Supreme Court to Consider the Legal Consequences of Multiple Instances of Criminal Misconduct

Not an immigration case, but could have immigration consequences

By Dan Cadman on October 15, 2021

In its current term, the Supreme Court will be considering a case that, on its surface, has no nexus to immigration expulsion laws, but may very well be applicable. Bear with me a moment as I make the connection.

The case is Wooden v. United States and it involves the scope of the Armed Career Criminal Act (ACCA). The ACCA, codified at 18 U.S.C. 924(e), requires judges to impose a mandatory minimum 15-year prison sentence for:

a person who violates section 922(g) of this title and has three previous convictions by any court referred to in section 922(g)(1) of this title for a violent felony or a serious drug offense, or both, committed on occasions different from one another. [Emphasis added.]

The Court has considered the reach of the ACCA before, with regard to the meaning of violent felonies (see, e.g., a Congressional Research Service paper found here), but it is the phrase “committed on occasions different from one another” that is the crux of the legal issue that the Court will be considering this term.

The case has been examined several times by SCOTUSblog (most recently here), but to provide the briefest of summaries: William Dale Wooden, the plaintiff, was charged and sentenced as a career criminal based on a series of burglaries he committed of 10 different units within a mini-storage facility, for which he pleaded guilty. Wooden argues that the thefts should be considered as a single occasion; the government argues in essence that each burglary required its own mens rea, its own moment of thought and deliberative choice in deciding whether to engage in misconduct, and therefore should be considered separately.

What is the connection between the outcome of this case and federal immigration law? It is this: Section 237(a)(2)(A)(ii) of the Immigration and Nationality Act (INA), codified at 8 U.S.C. Sec. 1227(a)(2)(A)(ii), provides that:

Any alien who at any time after admission is convicted of two or more crimes involving moral turpitude, not arising out of a single scheme of misconduct, regardless of whether confined therefore and regardless of whether the convictions were in a single trial, is deportable. [Emphasis added.]

Although the language is not identical, clearly the same issue is at play: When are multiple crimes part of an overarching “scheme” (or “occasion” in the case of the ACCA), and when should each crime count toward a federal penalty, whether that penalty is enhanced sentencing for a career criminal, or removal for a criminal alien?

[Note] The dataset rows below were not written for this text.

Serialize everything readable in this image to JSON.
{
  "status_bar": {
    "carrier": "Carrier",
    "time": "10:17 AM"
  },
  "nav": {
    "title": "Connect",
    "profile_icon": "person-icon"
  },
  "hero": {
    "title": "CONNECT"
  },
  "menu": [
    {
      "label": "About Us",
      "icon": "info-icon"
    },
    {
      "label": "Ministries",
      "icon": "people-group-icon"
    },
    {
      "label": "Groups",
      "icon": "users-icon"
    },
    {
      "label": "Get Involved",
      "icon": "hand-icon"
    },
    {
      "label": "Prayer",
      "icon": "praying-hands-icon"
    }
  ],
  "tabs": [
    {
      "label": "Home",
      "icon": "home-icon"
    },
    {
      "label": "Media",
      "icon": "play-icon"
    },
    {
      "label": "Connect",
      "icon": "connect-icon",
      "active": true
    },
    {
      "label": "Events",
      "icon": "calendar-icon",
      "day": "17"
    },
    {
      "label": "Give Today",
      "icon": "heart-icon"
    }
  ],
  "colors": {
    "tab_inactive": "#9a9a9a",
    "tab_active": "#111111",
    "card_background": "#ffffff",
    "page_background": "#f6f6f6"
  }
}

In the immigration context, the meaning of the phrase has been the subject of considerable litigation, from the administrative level up to the Board of Immigration Appeals, and also within the federal district and circuit courts. A quick internet search of the phrase “single scheme of misconduct circuit courts” will provide a plethora of decisions, not all of which are harmonious in arriving at what constitutes a single scheme. It is entirely possible that the Court, when it rules on the Wooden case, will provide guidance that is equally applicable to both the ACCA and the INA.